‘I’ve always been fascinated by nature,’ says Ian. ‘My favourite shoots are set in natural surroundings, using natural light. I love the endless varieties of images you can produce in the ever-changing surroundings of a natural location.’
He’s also a bit of a work-out buff. ‘I enjoy exercising so as to build an ideal naturally aesthetic body,’ he says. ‘This is probably something to do do with how I am with my photography – obsessed with natural aesthetic form.’
Find out more below.
Born in Liverpool, living in London, I am a student of Fashion Management at London College of Fashion. I grew up in a house filled with cameras of every sort. My father took me under his wing and taught me everything I needed to know about landscape photography, before I knew my 12 times table.
As I grew older, I felt landscapes were boring and lifeless, and I wanted to bring some human emotion into my work. I only really began to take things seriously towards the end of my schooling life in summer 2011. I saw my new life on the horizon, moving to London, and I wanted to make the most of it.
I tried juggling university work, part-time employment, and photography, but I didn’t take a single photo in three months.So I left my job, and started to push my photography more, until it became almost an obsession. Ideas for photo shoots began flowing through my head all the time; on the bus, in lectures, when I tried to sleep. They haven’t stopped.
My inspirations are taken from everywhere.

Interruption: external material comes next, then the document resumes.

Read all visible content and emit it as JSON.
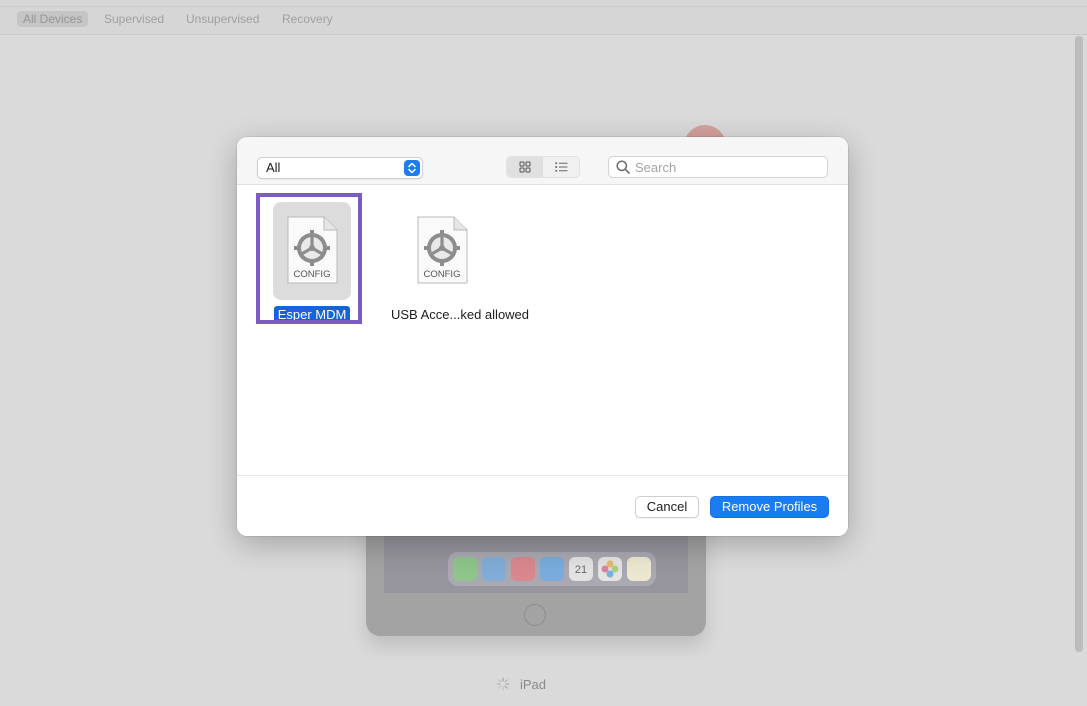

I have been influenced so much in the way I work by those photographers I find online, in terms of themes, image content, and processing. There are too many to name but, in no particular order, Teresa Q, Jordan Green, Joshua Porter, Jeremy Snell, Ryan Lee Turton.
More recently, I have become more influenced by the work I find on Tumblr. I made a blog mainly to post inspiring images that I found there, and it is a great source of incredible work. These have heavily influenced what I have chosen to work towards. I think music plays a large part in my inspiration, emotions and stories that are fed to me from songs I listen to, often lead me to create a number of images.
I am very self critical; virtually every series of images I produce I look back on them after a few weeks, and start to pick them to pieces. However this photo [right] was my favourite from a set I shot in an attempt to improve this annoying situation I kept putting myself into.
I wanted an image that stood out from my previous work, one that had a certain delicacy, but power. I tried some interesting camera techniques with this series, as seen in this image, which I am quite proud of and will explore further.
Who is your favourite ‘creative’ in your chosen field?
Aaron Nace has to be my number one creative in photography. His work has always stunned me. But it is not for his work that he is my favourite. It is his contribution to the photography industry. He provides so much high quality information that anyone of any skill can use effectively. Somehow he manages to juggle all of this with his full time work as a professional photographer; has to be my favourite photographer.